Target type - Ceiling
Target modifier -
Job impact Priority
Format Percentage Usage
Description Adjusts job priority down when usage exceeds target. See How violated ceilings and floors affect fairshare-based priority for more information on how ceilings affect job priority.
Target type - Floor
Target modifier +
Job impact Priority
Format Percentage Usage
Description Adjusts job priority up when usage falls below target. See How violated ceilings and floors affect fairshare-based priority for more information on how floors affect job priority.
Target type - Target
Target modifier N/A
Job impact Priority
Format Percentage Usage
Description Adjusts job priority when usage does not meet target.

Setting a fairshare target value of 0 indicates that there is no target and that the priority of jobs associated with that credential should not be affected by the credential's previous fairshare target. If you want a credential's cluster usage near 0%, set the target to a very small value, such as 0.001.

Example

The following example increases the priority of jobs belonging to user john until he reaches 16.5% of total cluster usage.
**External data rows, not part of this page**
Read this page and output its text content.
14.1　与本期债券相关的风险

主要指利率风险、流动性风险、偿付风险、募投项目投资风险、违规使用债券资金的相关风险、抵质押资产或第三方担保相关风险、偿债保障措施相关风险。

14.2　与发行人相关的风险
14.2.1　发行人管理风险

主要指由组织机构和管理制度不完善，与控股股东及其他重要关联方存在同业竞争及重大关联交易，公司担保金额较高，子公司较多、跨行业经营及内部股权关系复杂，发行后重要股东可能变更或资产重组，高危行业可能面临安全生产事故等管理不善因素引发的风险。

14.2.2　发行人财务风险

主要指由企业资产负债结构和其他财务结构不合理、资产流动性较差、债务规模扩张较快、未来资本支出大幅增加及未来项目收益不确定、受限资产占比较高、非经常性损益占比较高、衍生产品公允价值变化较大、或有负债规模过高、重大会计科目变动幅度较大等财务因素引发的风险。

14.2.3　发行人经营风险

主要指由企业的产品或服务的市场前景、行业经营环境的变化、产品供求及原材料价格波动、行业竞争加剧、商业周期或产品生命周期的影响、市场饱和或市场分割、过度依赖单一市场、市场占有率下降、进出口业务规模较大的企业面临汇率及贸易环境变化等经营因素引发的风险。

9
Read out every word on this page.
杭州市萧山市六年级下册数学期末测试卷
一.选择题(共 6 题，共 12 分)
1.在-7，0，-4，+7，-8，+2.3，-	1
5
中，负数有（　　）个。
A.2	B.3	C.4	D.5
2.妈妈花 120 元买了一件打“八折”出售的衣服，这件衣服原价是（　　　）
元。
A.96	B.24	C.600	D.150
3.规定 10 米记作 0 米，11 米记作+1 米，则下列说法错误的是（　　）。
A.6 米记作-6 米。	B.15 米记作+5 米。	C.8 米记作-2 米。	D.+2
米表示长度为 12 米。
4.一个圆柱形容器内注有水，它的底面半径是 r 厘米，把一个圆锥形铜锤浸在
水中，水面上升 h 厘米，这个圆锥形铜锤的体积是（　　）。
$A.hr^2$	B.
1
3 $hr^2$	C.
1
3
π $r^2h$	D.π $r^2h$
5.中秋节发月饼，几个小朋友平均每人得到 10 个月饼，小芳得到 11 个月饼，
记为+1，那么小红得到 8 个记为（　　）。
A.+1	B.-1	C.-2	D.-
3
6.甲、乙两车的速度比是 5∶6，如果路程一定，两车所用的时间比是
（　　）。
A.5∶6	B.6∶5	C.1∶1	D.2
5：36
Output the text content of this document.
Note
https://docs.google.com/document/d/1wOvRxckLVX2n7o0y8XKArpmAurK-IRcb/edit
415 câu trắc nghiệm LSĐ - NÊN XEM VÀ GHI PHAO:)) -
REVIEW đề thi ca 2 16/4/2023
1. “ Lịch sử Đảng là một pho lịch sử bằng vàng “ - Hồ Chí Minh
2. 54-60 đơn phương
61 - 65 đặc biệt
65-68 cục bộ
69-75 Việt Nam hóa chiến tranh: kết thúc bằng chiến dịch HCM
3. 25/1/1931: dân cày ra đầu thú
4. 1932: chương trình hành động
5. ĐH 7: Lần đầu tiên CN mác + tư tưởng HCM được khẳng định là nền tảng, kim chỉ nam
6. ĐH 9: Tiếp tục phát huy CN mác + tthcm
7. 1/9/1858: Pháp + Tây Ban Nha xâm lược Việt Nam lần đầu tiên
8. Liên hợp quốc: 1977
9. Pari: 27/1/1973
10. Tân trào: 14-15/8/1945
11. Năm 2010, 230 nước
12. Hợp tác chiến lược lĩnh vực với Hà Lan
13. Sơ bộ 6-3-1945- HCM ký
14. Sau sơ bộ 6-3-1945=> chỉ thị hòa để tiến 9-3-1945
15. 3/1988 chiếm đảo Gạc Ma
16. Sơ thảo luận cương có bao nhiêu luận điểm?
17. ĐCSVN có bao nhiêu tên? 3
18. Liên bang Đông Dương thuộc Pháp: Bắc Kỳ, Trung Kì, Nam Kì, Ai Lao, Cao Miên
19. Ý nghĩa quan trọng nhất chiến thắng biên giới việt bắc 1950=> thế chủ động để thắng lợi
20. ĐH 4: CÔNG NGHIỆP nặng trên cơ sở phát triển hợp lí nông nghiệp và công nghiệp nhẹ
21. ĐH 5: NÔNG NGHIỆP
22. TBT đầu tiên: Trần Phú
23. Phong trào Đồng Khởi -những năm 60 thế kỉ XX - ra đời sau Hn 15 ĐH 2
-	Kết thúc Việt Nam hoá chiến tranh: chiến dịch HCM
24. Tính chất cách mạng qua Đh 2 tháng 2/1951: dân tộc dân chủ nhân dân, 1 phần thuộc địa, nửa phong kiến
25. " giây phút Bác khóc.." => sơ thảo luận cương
All other users have priority adjusted both up and down to bring them to their target usage of 10%:

FSPOLICY         DEDICATEDPS
FSWEIGHT         1
FSUSERWEIGHT     100
USERCFG[john]    FSTARGET=16.5+
USERCFG[DEFAULT] FSTARGET=10
...

5.3.2.B Fairshare Caps

Where fairshare targets affect a job's priority and position in the eligible queue, fairshare caps affect a job's eligibility. Caps can be applied to users, accounts, groups, classes, and QoSs using the FSCAP attribute of *CFG credential parameters and can be configured to modify scheduling behavior. Unlike fairshare targets, if a credential reaches its fairshare cap, its jobs can no longer run and are thus removed from the eligible queue and placed in the blocked queue. In this respect, fairshare targets behave like soft limits and fairshare caps behave like hard limits. Fairshare caps can be absolute or relative as described in the following table. If no modifier is specified, the cap is interpreted as relative.

Absolute Cap
Cap Modifier: ^
Job Impact: Feasibility
Format: Absolute Usage
Description: Constrains job eligibility as an absolute quantity measured according to the scheduler charge metric as defined by the FSPOLICY parameter
Relative Cap
Cap Modifier: %
Job Impact: Feasibility
Format: Percentage Usage
Description: Constrains job eligibility as a percentage of total delivered cycles measured according to the scheduler charge metric as defined by the FSPOLICY parameter.

Example

The following example constrains the marketing account to use no more than 16,500 processor seconds during any given floating one week window. At the same time, all other accounts are constrained to use no more than 10% of the total delivered processor seconds during any given one week window.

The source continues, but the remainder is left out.